Sullivan states: “The Startled Faction (a sensitivity training) is a propositional film concerned with ambiguous labor (uncompensated work outside one’s job description). The prevailing question for the nine characters in the film is whether to “lean in” to it or resist through strategies of withdrawal, redaction and retreat. With varying degrees of aptitude and motivation, the group rehearses symptoms of and methods for avoiding ambiguous labor including feigned surprise and incompetence, subtle displays of hostility and conspicuous demonstrations of fatigue. They participate in these exercises and in partially reconstructed scenes of resistance drawn from the 1954 film “Salt of the Earth”, a semi-fictional account of a strike at a New Mexico zinc mine. In this film, the lower status and invisibility of the women’s labor is set against the racial and economic urgency of the strike. The group is drawn into this contestation by the film’s soundtrack, and a woman attempting to escape from the task of recounting the experiences of its protagonist. The sensitivity training’s modulating mise en scène hosts a wide range of aesthetic treatments, modes of performance and narrative tangents.

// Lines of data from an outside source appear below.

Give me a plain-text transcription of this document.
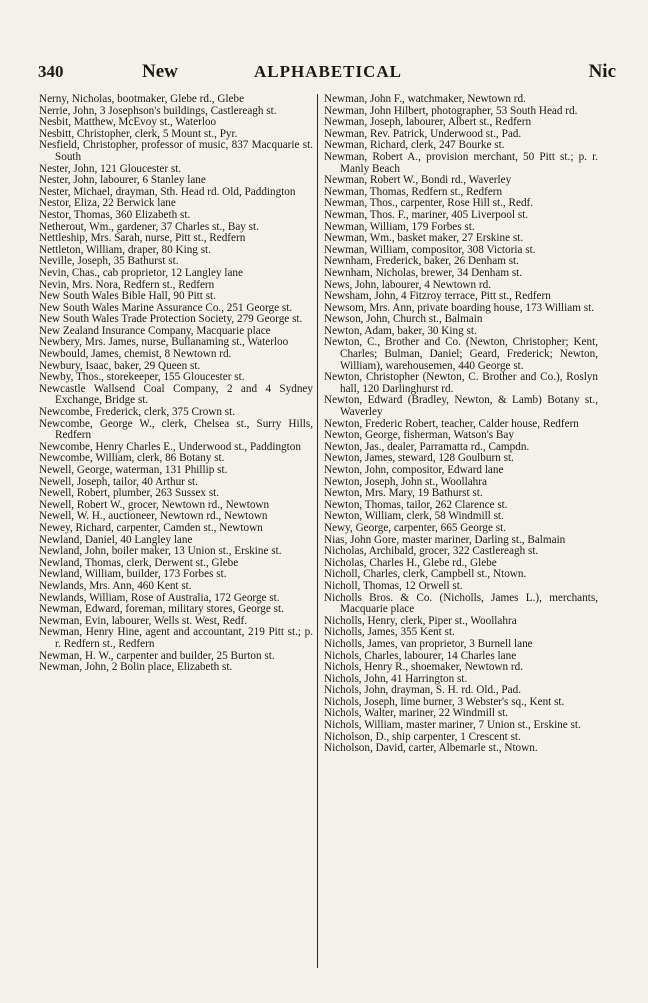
340	New	ALPHABETICAL	Nic

Nerny, Nicholas, bootmaker, Glebe rd., Glebe

Nerrie, John, 3 Josephson's buildings, Castlereagh st.

Nesbit, Matthew, McEvoy st., Waterloo

Nesbitt, Christopher, clerk, 5 Mount st., Pyr.

Nesfield, Christopher, professor of music, 837 Macquarie st. South

Nester, John, 121 Gloucester st.

Nester, John, labourer, 6 Stanley lane

Nester, Michael, drayman, Sth. Head rd. Old, Paddington

Nestor, Eliza, 22 Berwick lane

Nestor, Thomas, 360 Elizabeth st.

Netherout, Wm., gardener, 37 Charles st., Bay st.

Nettleship, Mrs. Sarah, nurse, Pitt st., Redfern

Nettleton, William, draper, 80 King st.

Neville, Joseph, 35 Bathurst st.

Nevin, Chas., cab proprietor, 12 Langley lane

Nevin, Mrs. Nora, Redfern st., Redfern

New South Wales Bible Hall, 90 Pitt st.

New South Wales Marine Assurance Co., 251 George st.

New South Wales Trade Protection Society, 279 George st.

New Zealand Insurance Company, Macquarie place

Newbery, Mrs. James, nurse, Bullanaming st., Waterloo

Newbould, James, chemist, 8 Newtown rd.

Newbury, Isaac, baker, 29 Queen st.

Newby, Thos., storekeeper, 155 Gloucester st.

Newcastle Wallsend Coal Company, 2 and 4 Sydney Exchange, Bridge st.

Newcombe, Frederick, clerk, 375 Crown st.

Newcombe, George W., clerk, Chelsea st., Surry Hills, Redfern

Newcombe, Henry Charles E., Underwood st., Paddington

Newcombe, William, clerk, 86 Botany st.

Newell, George, waterman, 131 Phillip st.

Newell, Joseph, tailor, 40 Arthur st.

Newell, Robert, plumber, 263 Sussex st.

Newell, Robert W., grocer, Newtown rd., Newtown

Newell, W. H., auctioneer, Newtown rd., Newtown

Newey, Richard, carpenter, Camden st., Newtown

Newland, Daniel, 40 Langley lane

Newland, John, boiler maker, 13 Union st., Erskine st.

Newland, Thomas, clerk, Derwent st., Glebe

Newland, William, builder, 173 Forbes st.

Newlands, Mrs. Ann, 460 Kent st.

Newlands, William, Rose of Australia, 172 George st.

Newman, Edward, foreman, military stores, George st.

Newman, Evin, labourer, Wells st. West, Redf.

Newman, Henry Hine, agent and accountant, 219 Pitt st.; p. r. Redfern st., Redfern

Newman, H. W., carpenter and builder, 25 Burton st.

Newman, John, 2 Bolin place, Elizabeth st.

Newman, John F., watchmaker, Newtown rd.

Newman, John Hilbert, photographer, 53 South Head rd.

Newman, Joseph, labourer, Albert st., Redfern

Newman, Rev. Patrick, Underwood st., Pad.

Newman, Richard, clerk, 247 Bourke st.

Newman, Robert A., provision merchant, 50 Pitt st.; p. r. Manly Beach

Newman, Robert W., Bondi rd., Waverley

Newman, Thomas, Redfern st., Redfern

Newman, Thos., carpenter, Rose Hill st., Redf.

Newman, Thos. F., mariner, 405 Liverpool st.

Newman, William, 179 Forbes st.

Newman, Wm., basket maker, 27 Erskine st.

Newman, William, compositor, 308 Victoria st.

Newnham, Frederick, baker, 26 Denham st.

Newnham, Nicholas, brewer, 34 Denham st.

News, John, labourer, 4 Newtown rd.

Newsham, John, 4 Fitzroy terrace, Pitt st., Redfern

Newsom, Mrs. Ann, private boarding house, 173 William st.

Newson, John, Church st., Balmain

Newton, Adam, baker, 30 King st.

Newton, C., Brother and Co. (Newton, Christopher; Kent, Charles; Bulman, Daniel; Geard, Frederick; Newton, William), warehousemen, 440 George st.

Newton, Christopher (Newton, C. Brother and Co.), Roslyn hall, 120 Darlinghurst rd.

Newton, Edward (Bradley, Newton, & Lamb) Botany st., Waverley

Newton, Frederic Robert, teacher, Calder house, Redfern

Newton, George, fisherman, Watson's Bay

Newton, Jas., dealer, Parramatta rd., Campdn.

Newton, James, steward, 128 Goulburn st.

Newton, John, compositor, Edward lane

Newton, Joseph, John st., Woollahra

Newton, Mrs. Mary, 19 Bathurst st.

Newton, Thomas, tailor, 262 Clarence st.

Newton, William, clerk, 58 Windmill st.

Newy, George, carpenter, 665 George st.

Nias, John Gore, master mariner, Darling st., Balmain

Nicholas, Archibald, grocer, 322 Castlereagh st.

Nicholas, Charles H., Glebe rd., Glebe

Nicholl, Charles, clerk, Campbell st., Ntown.

Nicholl, Thomas, 12 Orwell st.

Nicholls Bros. & Co. (Nicholls, James L.), merchants, Macquarie place

Nicholls, Henry, clerk, Piper st., Woollahra

Nicholls, James, 355 Kent st.

Nicholls, James, van proprietor, 3 Burnell lane

Nichols, Charles, labourer, 14 Charles lane

Nichols, Henry R., shoemaker, Newtown rd.

Nichols, John, 41 Harrington st.

Nichols, John, drayman, S. H. rd. Old., Pad.

Nichols, Joseph, lime burner, 3 Webster's sq., Kent st.

Nichols, Walter, mariner, 22 Windmill st.

Nichols, William, master mariner, 7 Union st., Erskine st.

Nicholson, D., ship carpenter, 1 Crescent st.

Nicholson, David, carter, Albemarle st., Ntown.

The nine men and women are prompted to find the boundaries of their demands on each other and to redact information when these boundaries are transgressed. Individual motives, awarenesses and psychological and emotional orientations are also implicated in exercises that ask members of the group to identify categorically with circumstances around their race, class and gender. The Startled Faction embodies not only my concern for and interest in social spaces of redress, but also in divergent artistic and discursive lineages such as left-wing dance from the 1930’s, social justice curricula, private testimony and academic sociology. The characters confront the instruments and methods for the expression complaint, anger and suffering in lived and imagined worlds.”

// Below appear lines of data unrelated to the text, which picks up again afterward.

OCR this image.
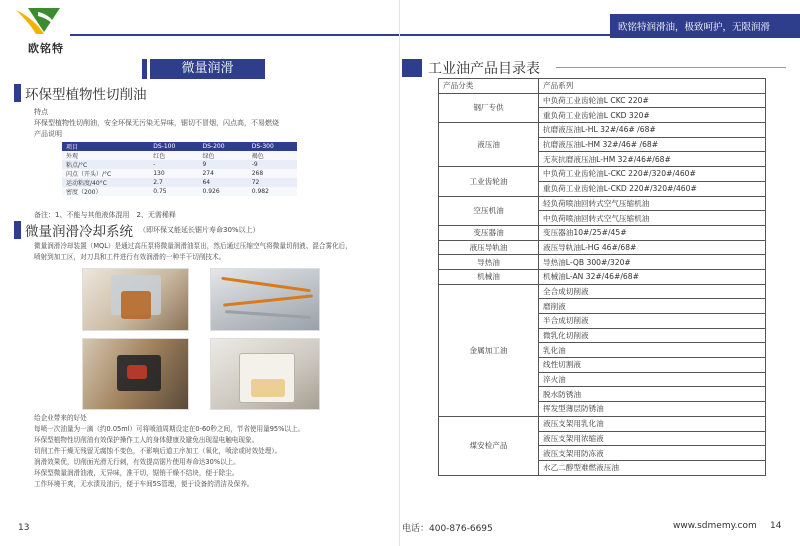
欧铭特
欧铭特润滑油，极致呵护，无限润滑
微量润滑
环保型植物性切削油
特点
环保型植物性切削油，安全环保无污染无异味，锯切不冒烟，闪点高，不易燃烧
产品说明
项目	DS-100	DS-200	DS-300
外观	红色	绿色	褐色
粘点/°C	-	9	-9
闪点（开头）/°C	130	274	268
运动粘度/40°C	2.7	64	72
密度（200）	0.75	0.926	0.982
备注：1、不能与其他液体混用　2、无需稀释
微量润滑冷却系统 （即环保又能延长锯片寿命30%以上）
微量润滑冷却装置（MQL）是通过高压泵将微量润滑油泵出，然后通过压缩空气将微量切削液、混合雾化后，
喷射到加工区，对刀具和工件进行有效润滑的一种半干切削技术。
给企业带来的好处
每喷一次油量为一滴（约0.05ml）可将喷油周期设定在0-60秒之间，节省使用量95%以上。
环保型植物性切削油有效保护操作工人的身体健康及避免出现湿电触电现象。
切削工件干燥无残留无腐蚀不变色，不影响后道工序加工（氧化，喷涂或时效处理）。
润滑效果优，切削面光滑无行刺，有效提高锯片使用寿命达30%以上。
环保型微量润滑油液，无异味，准干切，锯销干燥不结块，便于除尘。
工作环境干爽，无水渍及油污，便于车间5S管理，便于设备的清洁及保养。
13
工业油产品目录表
产品分类	产品系列
钢厂专供	中负荷工业齿轮油L CKC 220#
	重负荷工业齿轮油L CKD 320#
液压油	抗磨液压油L-HL 32#/46# /68#
	抗磨液压油L-HM 32#/46# /68#
	无灰抗磨液压油L-HM 32#/46#/68#
工业齿轮油	中负荷工业齿轮油L-CKC 220#/320#/460#
	重负荷工业齿轮油L-CKD 220#/320#/460#
空压机油	轻负荷喷油回转式空气压缩机油
	中负荷喷油回转式空气压缩机油
变压器油	变压器油10#/25#/45#
液压导轨油	液压导轨油L-HG 46#/68#
导热油	导热油L-QB 300#/320#
机械油	机械油L-AN 32#/46#/68#
金属加工油	全合成切削液
	磨削液
	半合成切削液
	微乳化切削液
	乳化油
	线性切割液
	淬火油
	脱水防锈油
	挥发型薄层防锈油
煤安检产品	液压支架用乳化油
	液压支架用浓缩液
	液压支架用防冻液
	水乙二醇型难燃液压油
电话：400-876-6695	www.sdmemy.com 14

At roughly 34 minutes, the film features nine performers working primarily in Chicago, the film’s shooting location. In addition to cinematographer Raoul Germain, some are long-time collaborators in Sullivan’s film and theater works. Co-produced with Chicago Dancemakers Forum, work on the piece began in late 2016.
About the artist:
Born in 1968 in Los Angeles, Catherine Sullivan creates ensemble work in film, theater and visual art. She is concerned with the ways in which history is projected through the body, and questions of redress in American social life. Performers in her works cope with written texts, stylistic economies, re-enactments of historic performances, gestural and choreographic regimes, and conceptual orthodoxies. Solo exhibitions, collaborations, performances and films have been presented at venues such as Walker Art Center, Minneapolis; Tate Monden, London; Secession, Vienna; Cricoteka, Krakow; Volksbühne, Berlin; Berlin International Film Festival and BFI London Film Festival. Gallery exhibitions include Metro Pictures, New York; Galerie Catherine Bastide, Brussels; Galerie Christian Nagel, Cologne and Galeria Gio Marconi, Milan. Her work is held in public and private collections including Museum of Contemporary Art, Los Angeles; Whitney Museum of American Art, New York; Thyssen-Bornemisza Art Contemporary, Vienna; Rubell Family Foundation, Miami and Geotz Collection, Munich. Notable awards include The Louis Comfort Tiffany Foundation, Herb Alpert Award in the Arts, Deutscher Akademischer Austausch Dienst, United States Artists Walker Fellowship and a Chicago Dancemakers Forum Lab Artist Award. She holds a BFA in acting from California Institute of the Arts and an MFA in post-studio art from Art Center College of Design. She is an associate professor in the Department of Visual Arts at the University of Chicago.